Я вздохнула и чуть не поперхнулась своим вздохом — прямо напротив меня стоял Он.
Борис Суршильский.
***
Борис Суршильский смотрел не на Уныньевские ноги и даже не на белые волосы Пиратовой, он смотрел мне в глаза. Все остальные уже давно замолчали, оказывается, только мы, увлеченные спором, не заметили появления Самого Главного на этом празднике человека — солиста Группы, который еще играл на гитарах, а когда не пел — на саксофоне и флейте.
Я до сих пор считаю духовые инструменты чрезвычайно волнующими. Звуки, рожденные силой дыхания — как это странно и как прекрасно!

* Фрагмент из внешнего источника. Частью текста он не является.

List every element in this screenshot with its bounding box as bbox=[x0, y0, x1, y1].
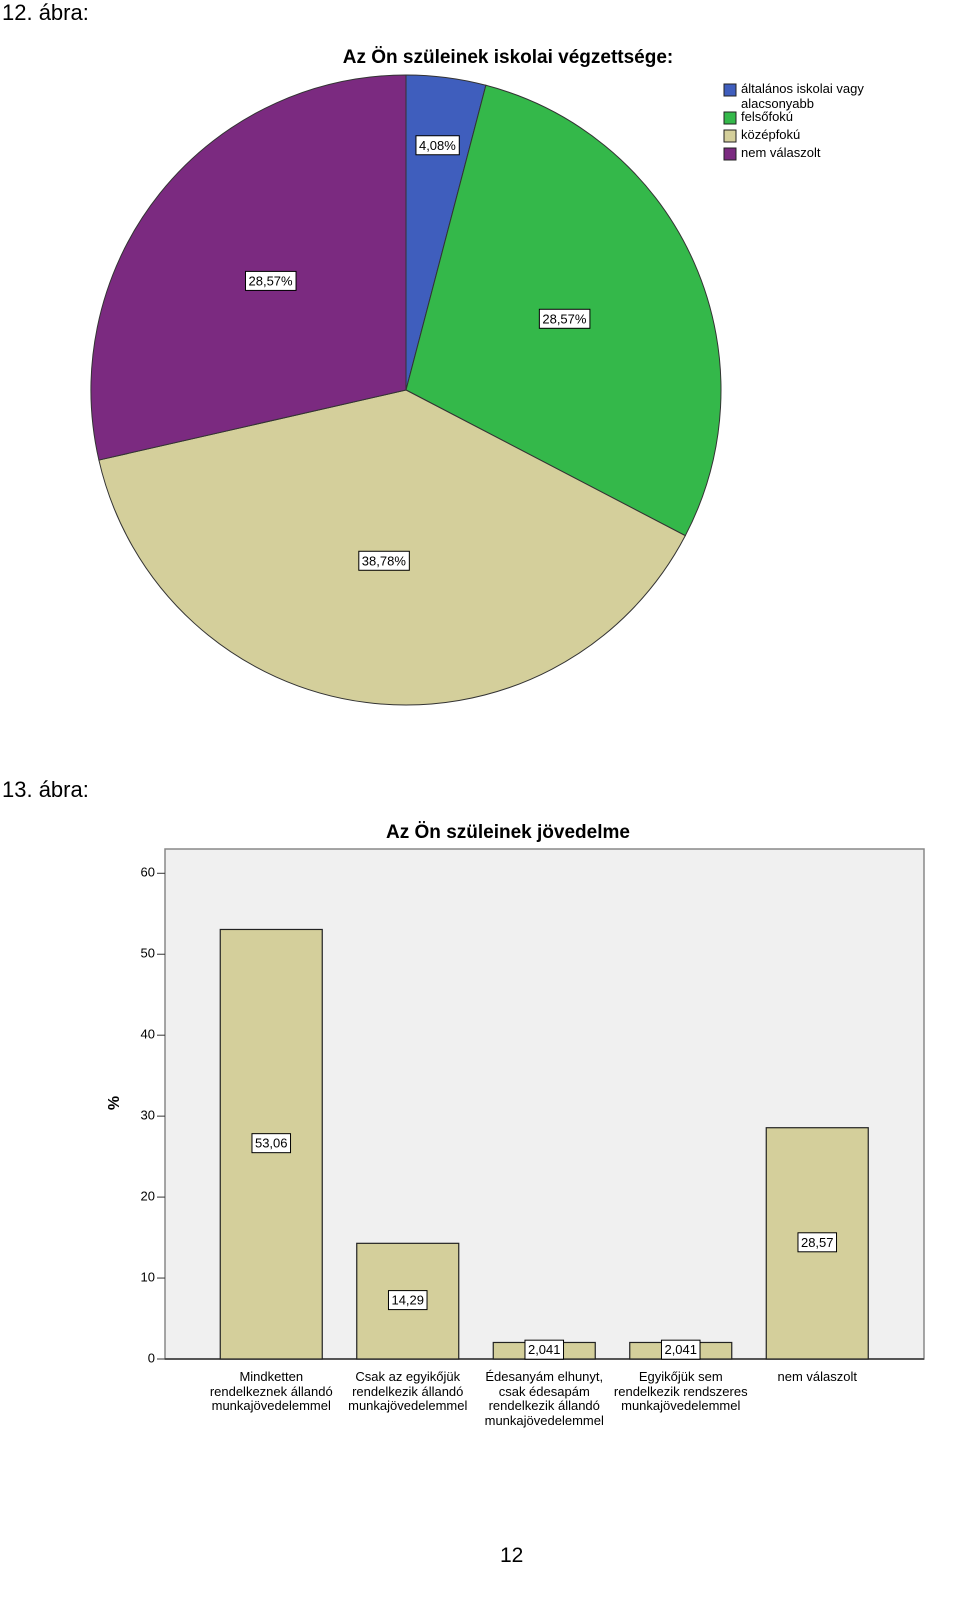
y-tick-label: 10 bbox=[141, 1269, 155, 1284]
value-label: 2,041 bbox=[664, 1342, 697, 1357]
y-tick-label: 40 bbox=[141, 1027, 155, 1042]
y-axis-label: % bbox=[106, 1096, 123, 1110]
chart-title: Az Ön szüleinek iskolai végzettsége: bbox=[343, 47, 674, 68]
x-tick-label: Édesanyám elhunyt, csak édesapám rendelk… bbox=[484, 1369, 604, 1428]
legend-swatch bbox=[723, 129, 737, 143]
figure-caption: 13. ábra: bbox=[2, 777, 89, 802]
value-label: 38,78% bbox=[362, 553, 407, 568]
y-tick-label: 60 bbox=[141, 865, 155, 880]
legend-label: felsőfokú bbox=[741, 109, 794, 124]
pie-slice bbox=[98, 389, 686, 706]
x-tick-label: Mindketten rendelkeznek állandó munkajöv… bbox=[209, 1369, 333, 1413]
legend-swatch bbox=[723, 83, 737, 97]
value-label-box bbox=[387, 1290, 428, 1311]
x-tick-label: nem válaszolt bbox=[777, 1369, 857, 1384]
legend-swatch bbox=[723, 147, 737, 161]
value-label-box bbox=[797, 1232, 838, 1253]
value-label-box bbox=[524, 1339, 565, 1360]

По сей день самый вид гобоя (или пусть даже тубы) беспокоит меня, как обещание любви или вина...
А уж тогда — у каждой девицы наших (плюс-минус пять) лет на стене висели портреты Бориса Суршильского, нахмуренно дующего в мелкую, но золотую пропасть саксофона, или прижавшего гитару к чреслам, или просто склонившего голову набок перед микрофоном. Он, конечно же, был писаный красавец — черноокий и невозможный... Он, конечно же, носил черную одежду и курил так, что умереть можно было.
И тогда, в служебном предбаннике Дворца молодежи, он тоже курил, выдыхая дымные спиральки прямо в плакатик “Курить воспрещается”. И, повторюсь, (ибо меня по сей день согревает это воспоминание), Борис Суршильский смотрел на меня.